I wait two days before I let myself contemplate reaching out to Noah. The problem is that I like him. The less I know about him, the longer I can continue to like him. Once he gets to know me, things will go downhill like they do with every man I date, and then I’ll end up disappointed.

With Noah it will be worse because he’s a Daddy, and relationships with Daddies are more intense. I could end up with a broken heart from a few dates with Noah.

I’m sitting in the spare room of my apartment, flipping the card around in my hand. This room is my haven. It’s where I can be myself. I keep it locked when I’m not in it so that no one can ever find out about this side of me.
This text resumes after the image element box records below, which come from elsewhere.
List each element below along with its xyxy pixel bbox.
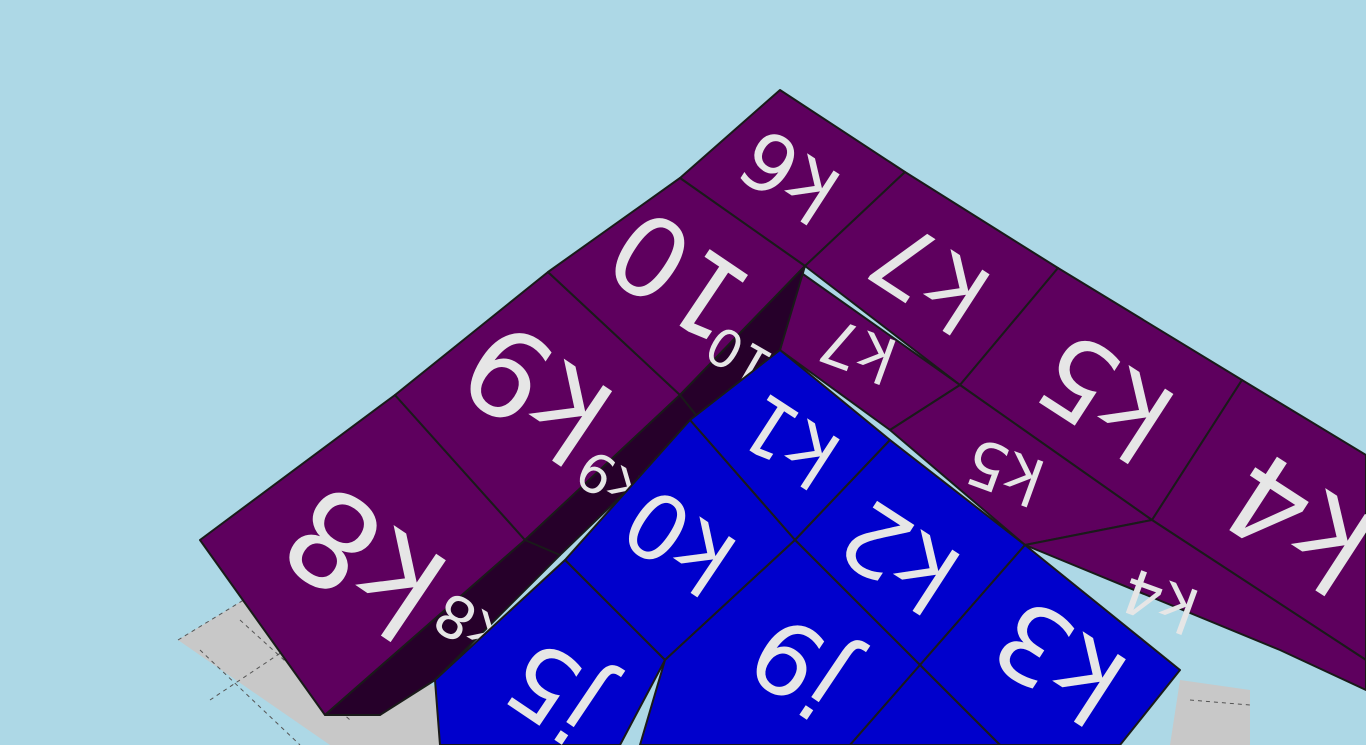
tile-k8[interactable]: k8	[199, 394, 526, 716]
tile-j5[interactable]: j5	[434, 559, 666, 745]
tile-k0[interactable]: k0	[564, 419, 796, 661]
tile-k6[interactable]: k6	[679, 89, 906, 267]
tile-partial-bottom[interactable]	[849, 664, 1001, 745]
tile-j9[interactable]: j9	[639, 539, 921, 745]
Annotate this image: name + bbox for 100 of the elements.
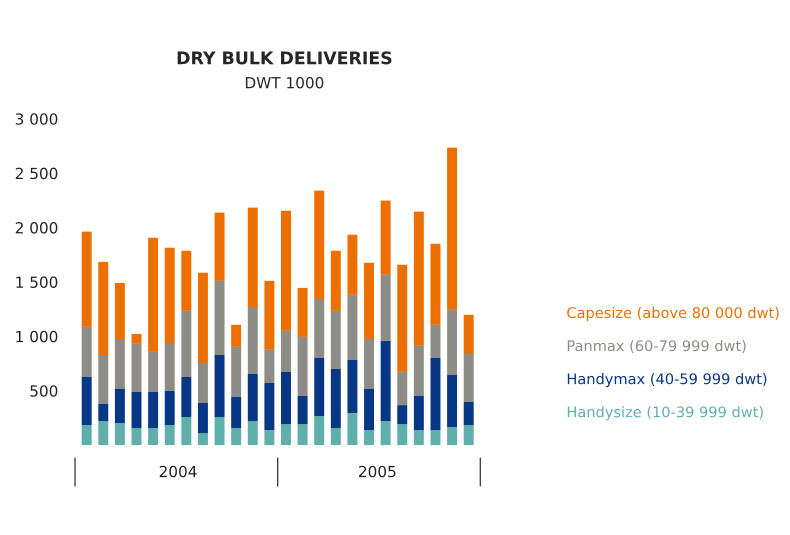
bar xyxy=(164,391,175,426)
text: 2005 xyxy=(359,466,396,478)
bar xyxy=(347,360,358,414)
text: 2004 xyxy=(160,466,197,478)
bar xyxy=(347,234,358,295)
bar xyxy=(132,344,142,392)
bar xyxy=(347,294,358,360)
bar xyxy=(231,346,242,398)
bar xyxy=(430,244,440,325)
y-tick-label: 500 xyxy=(30,385,58,397)
chart-subtitle: DWT 1000 xyxy=(246,76,324,88)
bar xyxy=(248,208,258,308)
bar xyxy=(132,392,142,428)
bar xyxy=(164,342,175,392)
text: Panmax (60-79 999 dwt) xyxy=(568,340,746,353)
bar xyxy=(397,372,408,406)
bar xyxy=(231,397,242,428)
bar xyxy=(430,430,440,446)
bar xyxy=(447,374,458,428)
bar xyxy=(330,428,341,446)
bar xyxy=(148,352,158,392)
bar xyxy=(148,392,158,428)
bar xyxy=(397,405,408,424)
bar xyxy=(98,421,108,446)
bar xyxy=(464,402,474,426)
bar xyxy=(314,299,324,358)
bar xyxy=(248,374,258,422)
text: Capesize (above 80 000 dwt) xyxy=(567,306,779,321)
bar xyxy=(298,288,308,337)
bar xyxy=(214,212,225,281)
bar xyxy=(298,424,308,446)
bar xyxy=(447,310,458,375)
bar xyxy=(380,340,391,422)
y-tick-label: 2 500 xyxy=(16,168,58,180)
bar xyxy=(181,377,192,418)
bar xyxy=(181,250,192,311)
bar xyxy=(181,310,192,378)
bar xyxy=(164,248,175,343)
bar xyxy=(98,262,108,355)
bar xyxy=(198,403,208,434)
bar xyxy=(248,421,258,446)
bar xyxy=(314,416,324,446)
bar xyxy=(330,250,341,311)
bar xyxy=(214,417,225,446)
bar xyxy=(298,396,308,424)
bar xyxy=(364,430,374,446)
bar xyxy=(264,383,274,430)
bar xyxy=(414,396,424,430)
bar xyxy=(364,388,374,430)
y-tick-label: 1 000 xyxy=(16,330,58,342)
bar xyxy=(330,368,341,428)
bar xyxy=(198,272,208,363)
bar xyxy=(298,336,308,396)
bar xyxy=(281,330,291,372)
bar xyxy=(132,334,142,344)
bar xyxy=(364,262,374,339)
bar xyxy=(414,212,424,346)
bar xyxy=(397,264,408,372)
bar xyxy=(248,308,258,374)
bar xyxy=(430,358,440,430)
y-tick-label: 3 000 xyxy=(16,113,58,125)
bar xyxy=(164,425,175,446)
bar xyxy=(214,280,225,355)
bar xyxy=(281,210,291,331)
bar xyxy=(148,428,158,446)
y-tick-label: 1 500 xyxy=(16,276,58,288)
bar xyxy=(414,430,424,446)
bar xyxy=(347,413,358,446)
bar xyxy=(231,324,242,347)
bar xyxy=(464,354,474,402)
bar xyxy=(281,424,291,446)
bar xyxy=(148,238,158,352)
bar xyxy=(82,232,92,327)
bar xyxy=(82,377,92,426)
y-tick-label: 2 000 xyxy=(16,222,58,234)
bar xyxy=(264,350,274,384)
bar xyxy=(447,148,458,310)
bar xyxy=(114,388,125,424)
bar xyxy=(330,310,341,369)
bar xyxy=(447,427,458,446)
bar xyxy=(414,346,424,396)
bar xyxy=(181,417,192,446)
bar xyxy=(214,354,225,418)
bar xyxy=(380,421,391,446)
bar xyxy=(264,280,274,350)
bar xyxy=(82,425,92,446)
bar xyxy=(132,428,142,446)
bar xyxy=(380,274,391,341)
bar xyxy=(198,433,208,446)
bar xyxy=(314,190,324,300)
bar xyxy=(314,358,324,416)
bar xyxy=(380,200,391,275)
bar xyxy=(114,338,125,389)
bar xyxy=(198,362,208,404)
bar xyxy=(364,338,374,389)
bar xyxy=(281,372,291,424)
bar xyxy=(231,428,242,446)
bar xyxy=(397,424,408,446)
bar xyxy=(98,404,108,422)
bar xyxy=(264,430,274,446)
When I date—which isn’t often, and it’s been a long time since my last date—I never open the door to this room for a man. Not ever. The few times I’ve had someone in my apartment, I told them this was my junk room and that I keep it locked because it’s embarrassing.

It’s certainly embarrassing. It’s also not a junk room. Not even close.

I sigh as I stare at the business card. Today is my day off. I should reach out to Noah. Granted, that doesn’t mean he wouldbe able to see me today. Heck, I don’t even know if he’s on the mainland right now. I know he lives part time on the island. He could have gone back since I saw him.

I have my cell phone in my other hand, and I swipe the screen, stare at it, and close it again. It shouldn’t be so difficult to call him. He’s just a guy like any other guy.

Except he’s not. He’s Noah. I have a crush on him. Or at least I have a crush on the imaginary him that’s grown to ginormous proportions in my head, especially in the last two days.

I’m sitting in my favorite beanbag chair, wearing my favorite Little outfit, so I’m feeling vulnerable. I probably should have reached out to him when I was in my adult headspace.

There’s no way I’m going to actually call him. I’ll send a text. That’s the only option. Pushing to sit up taller, I open my phone and boldly type in his number. That’s a first step. It’s more real with his number in my phone. I don’t add his name. Just his number. That’s bold enough for now.

I carefully construct my message.

Hey. This is Amelia.

That’s it. That’s the message. It’s all I say. It puts the ball in his court.

I nearly drop the phone a few seconds later when it rings in my hand. Even though I didn’t add his name to my contacts, I can see it’s the same number I just texted.

I swipe the screen to answer. “Hello?” My voice cracks on that one word. I don’t think I’m prepared to talk to Noah right now. I’m in my Little space. I shouldn’t have called while I was in this room.

For some reason, I didn’t picture him being available the very moment I texted. I imagined him being busy and texting me back later.

“You were supposed to call, naughty girl,” he teases. “That was a text.”

I bite my lip. He’s right. I hadn’t thought of that.